Adjustments to the liability associated with these assumptions resulted in a decrease of $11.9 million for the year ended December 31, 2020. There were no material adjustments to the liability associated with these assumptions for the year ended December 31, 2019.

While the precise amount of these future costs cannot be determined with certainty, we have estimated the costs and timing of future asset retirement obligations escalated for inflation, then discounted and recorded at the present value of those estimates. Discounting resulted in reducing the accrual for asset retirement obligations by $102.1 million and $102.9 million at December 31, 2020 and 2019. We estimate that the aggregate undiscounted cost of final mine closure is approximately $230.0 million and $240.5 million at December 31, 2020 and 2019, respectively. If our assumptions differ from actual experiences, or if changes in the regulatory environment occur, our actual cash expenditures and costs that we incur could be materially different than currently estimated.

Shelf Registration Statement

In February 2018, we filed with the SEC a universal shelf registration statement allowing us to issue from time to time an indeterminate amount of debt or equity securities ("2018 Registration Statement"). At February 23, 2021, we had not utilized any amounts available under the 2018 Registration Statement.





Related-Party Transactions


See "Item 8. Financial Statements and Supplementary Data-Note 21 - Related-Party Transactions" for a discussion of our related-party transactions.

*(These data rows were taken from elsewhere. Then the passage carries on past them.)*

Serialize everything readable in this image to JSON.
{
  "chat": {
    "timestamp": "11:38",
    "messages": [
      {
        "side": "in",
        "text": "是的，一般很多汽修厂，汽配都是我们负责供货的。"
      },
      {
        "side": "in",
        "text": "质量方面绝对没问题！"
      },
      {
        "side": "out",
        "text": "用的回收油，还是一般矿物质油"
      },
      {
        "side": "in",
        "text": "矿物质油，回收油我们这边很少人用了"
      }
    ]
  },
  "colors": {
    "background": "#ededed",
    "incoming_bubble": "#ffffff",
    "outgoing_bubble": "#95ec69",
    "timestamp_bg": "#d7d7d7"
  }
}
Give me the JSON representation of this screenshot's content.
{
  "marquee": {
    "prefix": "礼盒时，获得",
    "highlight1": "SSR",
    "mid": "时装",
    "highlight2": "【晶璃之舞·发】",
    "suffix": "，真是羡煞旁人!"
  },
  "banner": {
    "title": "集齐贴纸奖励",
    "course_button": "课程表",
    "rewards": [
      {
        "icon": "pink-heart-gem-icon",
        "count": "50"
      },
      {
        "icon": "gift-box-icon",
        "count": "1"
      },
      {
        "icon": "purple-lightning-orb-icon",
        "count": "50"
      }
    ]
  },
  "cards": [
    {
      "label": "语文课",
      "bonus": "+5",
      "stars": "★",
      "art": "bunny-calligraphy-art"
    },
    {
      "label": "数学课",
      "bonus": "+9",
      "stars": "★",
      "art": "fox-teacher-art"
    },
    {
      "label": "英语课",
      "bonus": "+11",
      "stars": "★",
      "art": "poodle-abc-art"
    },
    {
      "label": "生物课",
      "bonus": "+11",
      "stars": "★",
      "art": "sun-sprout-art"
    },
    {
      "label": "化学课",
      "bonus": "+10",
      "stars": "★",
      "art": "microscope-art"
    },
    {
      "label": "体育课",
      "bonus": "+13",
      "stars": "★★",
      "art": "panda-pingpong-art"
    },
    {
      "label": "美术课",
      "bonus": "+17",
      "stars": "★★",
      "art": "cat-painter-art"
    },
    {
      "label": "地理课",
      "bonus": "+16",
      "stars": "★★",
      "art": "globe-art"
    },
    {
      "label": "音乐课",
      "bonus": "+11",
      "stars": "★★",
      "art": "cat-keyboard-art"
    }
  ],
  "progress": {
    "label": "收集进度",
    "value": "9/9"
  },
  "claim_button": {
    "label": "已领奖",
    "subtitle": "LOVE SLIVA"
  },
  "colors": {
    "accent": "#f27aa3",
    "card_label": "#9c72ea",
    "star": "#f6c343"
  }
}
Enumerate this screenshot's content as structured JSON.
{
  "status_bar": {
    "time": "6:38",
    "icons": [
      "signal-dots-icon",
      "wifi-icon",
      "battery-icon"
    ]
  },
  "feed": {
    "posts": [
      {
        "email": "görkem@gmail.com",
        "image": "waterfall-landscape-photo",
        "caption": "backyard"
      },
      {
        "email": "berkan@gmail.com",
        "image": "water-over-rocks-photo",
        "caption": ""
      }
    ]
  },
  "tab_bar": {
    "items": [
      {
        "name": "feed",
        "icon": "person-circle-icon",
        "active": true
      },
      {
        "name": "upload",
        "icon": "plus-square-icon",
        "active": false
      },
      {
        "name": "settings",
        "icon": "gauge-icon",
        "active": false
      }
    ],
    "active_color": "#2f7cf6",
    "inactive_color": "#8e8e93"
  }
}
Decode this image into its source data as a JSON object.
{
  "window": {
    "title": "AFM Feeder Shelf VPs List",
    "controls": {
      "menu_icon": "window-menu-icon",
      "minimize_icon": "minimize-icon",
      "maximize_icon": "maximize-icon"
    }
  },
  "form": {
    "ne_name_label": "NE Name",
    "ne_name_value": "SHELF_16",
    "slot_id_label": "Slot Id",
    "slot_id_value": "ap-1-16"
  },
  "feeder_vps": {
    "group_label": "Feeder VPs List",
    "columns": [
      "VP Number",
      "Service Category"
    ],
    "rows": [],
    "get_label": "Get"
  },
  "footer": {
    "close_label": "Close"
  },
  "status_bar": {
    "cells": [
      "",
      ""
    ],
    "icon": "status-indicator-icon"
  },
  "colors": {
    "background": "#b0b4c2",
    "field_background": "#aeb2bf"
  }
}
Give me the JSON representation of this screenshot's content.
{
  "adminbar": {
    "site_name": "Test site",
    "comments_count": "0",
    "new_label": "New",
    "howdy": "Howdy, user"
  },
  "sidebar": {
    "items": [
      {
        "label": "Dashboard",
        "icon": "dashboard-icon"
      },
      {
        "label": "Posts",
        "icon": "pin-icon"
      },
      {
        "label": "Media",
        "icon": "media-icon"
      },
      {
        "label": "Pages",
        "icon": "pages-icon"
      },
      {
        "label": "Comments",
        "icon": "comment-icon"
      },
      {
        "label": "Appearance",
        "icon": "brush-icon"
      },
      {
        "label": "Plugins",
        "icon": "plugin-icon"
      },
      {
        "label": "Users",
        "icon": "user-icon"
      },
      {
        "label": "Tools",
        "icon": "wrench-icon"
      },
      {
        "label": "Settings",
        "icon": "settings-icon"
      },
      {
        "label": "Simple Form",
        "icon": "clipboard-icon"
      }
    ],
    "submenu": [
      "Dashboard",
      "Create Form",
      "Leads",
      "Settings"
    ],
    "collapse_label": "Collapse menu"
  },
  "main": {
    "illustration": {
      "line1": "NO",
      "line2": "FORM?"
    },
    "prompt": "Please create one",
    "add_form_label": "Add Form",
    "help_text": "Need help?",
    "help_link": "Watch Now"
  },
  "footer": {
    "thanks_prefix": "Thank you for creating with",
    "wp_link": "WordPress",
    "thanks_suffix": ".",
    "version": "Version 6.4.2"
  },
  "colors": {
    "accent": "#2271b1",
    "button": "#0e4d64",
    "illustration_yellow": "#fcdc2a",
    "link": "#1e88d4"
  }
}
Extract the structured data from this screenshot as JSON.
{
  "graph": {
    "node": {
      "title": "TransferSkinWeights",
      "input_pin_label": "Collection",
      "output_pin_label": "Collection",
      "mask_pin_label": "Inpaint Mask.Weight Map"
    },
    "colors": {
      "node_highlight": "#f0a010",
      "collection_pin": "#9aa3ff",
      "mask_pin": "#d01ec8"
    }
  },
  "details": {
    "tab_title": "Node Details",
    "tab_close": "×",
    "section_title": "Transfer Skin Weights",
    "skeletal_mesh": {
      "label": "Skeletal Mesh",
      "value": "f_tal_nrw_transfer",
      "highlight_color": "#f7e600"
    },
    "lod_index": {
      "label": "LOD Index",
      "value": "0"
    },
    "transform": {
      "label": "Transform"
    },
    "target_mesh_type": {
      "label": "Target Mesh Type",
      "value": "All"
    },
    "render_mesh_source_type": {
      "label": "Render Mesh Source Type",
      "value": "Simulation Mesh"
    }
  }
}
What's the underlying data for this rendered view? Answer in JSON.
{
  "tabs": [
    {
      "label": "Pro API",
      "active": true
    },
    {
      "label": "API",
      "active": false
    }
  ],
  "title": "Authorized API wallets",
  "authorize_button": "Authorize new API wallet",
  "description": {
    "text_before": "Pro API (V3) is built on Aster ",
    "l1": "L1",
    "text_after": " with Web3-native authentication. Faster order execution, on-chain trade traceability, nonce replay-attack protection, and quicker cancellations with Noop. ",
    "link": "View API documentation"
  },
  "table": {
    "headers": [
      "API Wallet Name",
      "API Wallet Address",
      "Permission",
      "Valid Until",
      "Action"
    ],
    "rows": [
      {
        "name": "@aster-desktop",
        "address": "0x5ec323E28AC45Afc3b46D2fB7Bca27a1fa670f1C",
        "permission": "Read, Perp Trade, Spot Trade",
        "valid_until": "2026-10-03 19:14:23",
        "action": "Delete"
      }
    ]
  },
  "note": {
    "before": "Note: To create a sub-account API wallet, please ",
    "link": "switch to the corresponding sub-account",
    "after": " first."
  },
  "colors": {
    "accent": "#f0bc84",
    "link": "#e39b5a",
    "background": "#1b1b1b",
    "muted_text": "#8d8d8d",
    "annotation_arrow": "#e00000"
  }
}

Accruals of Other Liabilities

We had accruals for other liabilities, including current obligations, totaling $321.3 million and $315.9 million at December 31, 2020 and 2019, respectively. These accruals were chiefly comprised of workers' compensation benefits, pneumoconiosis benefits, and costs associated with asset retirement obligations. These obligations are self-insured except for certain excess insurance coverage for workers' compensation. The accruals of these items were based on estimates of future expenditures based on current legislation, related regulations and other developments. Thus, from time to time, our results of operations may be significantly affected by changes to these liabilities. Please see "Item 8. Financial Statements and Supplementary Data-Note 19 - Asset Retirement Obligations" and "-Note 20 - Accrued Workers' Compensation and Pneumoconiosis Benefits."





Inflation


Any future inflationary or deflationary pressures could adversely affect the results of our operations. For example, at times our results have been significantly impacted by price increases affecting many of the components of our operating expenses such as fuel, steel, maintenance expense and labor. Please see "Item 1A. Risk Factors."





New Accounting Standards


See "Item 8. Financial Statements and Supplementary Data-Note 2 - Summary of Significant Accounting Policies" for a discussion of new accounting standards.